ON FEBRUARY 16, 2001, close to three billion letters of the human DNA in their roughly proper order were published by Craig Venter (along with two hundred coauthors) in Science magazine, under the title “The Sequence of the Human Genome.” It was a very good draft of the human genome, but it was not finished or fully accurate. That same week, the Human Genome Project published its own draft of the human genome in Nature. Taken together, these publications represented one of the monumental achievements of the twenty-first century. The implications would be with us for the rest our lives, the rest of our grandchildrens’ lives, and their grandchildrens’ lives. “Humanity has been given a great gift,” declared an editorial in Science. “This stunning achievement has been portrayed—often unfairly—as a competition between two ventures, one public and one private. That characterization detracts from the awesome accomplishment unveiled this week.”
Norton Zinder, Watson’s friend, who had feared that he would die before he saw the human genome, said
that he felt marvelous. “I made it. Now I’ve gotta stay alive for four more years, or I won’t get all my options in Celera.” Zinder was convinced that Celera’s stock would rise again. (It has not recovered, so far.)

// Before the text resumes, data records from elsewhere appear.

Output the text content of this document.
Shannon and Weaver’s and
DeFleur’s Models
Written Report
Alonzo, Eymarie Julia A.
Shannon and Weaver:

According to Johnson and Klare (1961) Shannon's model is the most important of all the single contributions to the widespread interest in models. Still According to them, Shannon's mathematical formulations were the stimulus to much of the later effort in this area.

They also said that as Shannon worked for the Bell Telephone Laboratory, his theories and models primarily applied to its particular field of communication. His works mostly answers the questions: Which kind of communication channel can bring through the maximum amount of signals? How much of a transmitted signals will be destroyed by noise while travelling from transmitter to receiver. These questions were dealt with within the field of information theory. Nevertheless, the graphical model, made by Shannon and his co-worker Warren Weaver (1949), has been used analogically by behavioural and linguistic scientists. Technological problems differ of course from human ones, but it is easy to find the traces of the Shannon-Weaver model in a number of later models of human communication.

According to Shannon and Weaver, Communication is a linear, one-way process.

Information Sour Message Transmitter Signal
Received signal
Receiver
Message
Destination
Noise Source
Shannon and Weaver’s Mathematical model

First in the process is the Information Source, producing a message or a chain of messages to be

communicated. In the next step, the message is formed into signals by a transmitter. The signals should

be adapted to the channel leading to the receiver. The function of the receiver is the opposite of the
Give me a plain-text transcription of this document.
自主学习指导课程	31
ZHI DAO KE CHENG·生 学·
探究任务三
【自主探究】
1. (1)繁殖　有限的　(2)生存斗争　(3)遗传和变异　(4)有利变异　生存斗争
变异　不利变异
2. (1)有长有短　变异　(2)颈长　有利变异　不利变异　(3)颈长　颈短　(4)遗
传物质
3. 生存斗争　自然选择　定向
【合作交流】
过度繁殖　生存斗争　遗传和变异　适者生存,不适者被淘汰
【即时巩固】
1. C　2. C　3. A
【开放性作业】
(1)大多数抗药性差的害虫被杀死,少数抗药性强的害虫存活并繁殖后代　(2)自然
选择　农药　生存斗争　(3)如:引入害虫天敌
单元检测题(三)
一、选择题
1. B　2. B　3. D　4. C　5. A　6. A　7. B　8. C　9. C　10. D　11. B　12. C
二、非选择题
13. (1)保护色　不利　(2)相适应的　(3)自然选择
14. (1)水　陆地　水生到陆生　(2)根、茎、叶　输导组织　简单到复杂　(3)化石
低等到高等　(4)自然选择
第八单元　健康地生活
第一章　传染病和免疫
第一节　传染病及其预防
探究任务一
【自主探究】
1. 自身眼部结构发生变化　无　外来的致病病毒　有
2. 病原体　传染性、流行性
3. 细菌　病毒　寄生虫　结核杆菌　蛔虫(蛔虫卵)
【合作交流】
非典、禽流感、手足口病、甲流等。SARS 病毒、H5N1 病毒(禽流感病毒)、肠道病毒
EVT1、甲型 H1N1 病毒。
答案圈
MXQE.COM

Norton Zinder was a vigorous-seeming older man. As he spoke, he was sprawled in a chair in his office overlooking the East River, gesturing with both hands raised. He shifted gears and began to look into the future. “This is the beginning of the beginning,” he said. “The human genome alone doesn’t tell you crap. This is like Vesalius. Vesalius did the first human anatomy.” Vesalius published his work in 1543, an anatomy based on his dissections of cadavers. “Before Vesalius,” Zinder went on, “people didn’t even know they had hearts and lungs. With the human genome, we finally know what’s there, but we still have to figure out how it all works. Having the human genome is like having a copy of the Talmud but not knowing how to read Aramaic.”
CRAIG VENTER ended up getting fired from Celera. The man who fired him was Tony L. White, the chief executive of Celera’s parent company (which had been renamed Applera). Tony White had been Craig Venter’s boss during the time Venter worked at Celera—even though Venter was the president of Celera, Applera owned Celera, and so was in control. It seemed that Craig Venter’s business model just wasn’t working out. Venter had figured that Celera would sell information about the human genome to subscribers, who would want to pay money for it. But not enough customers wanted to pay for it.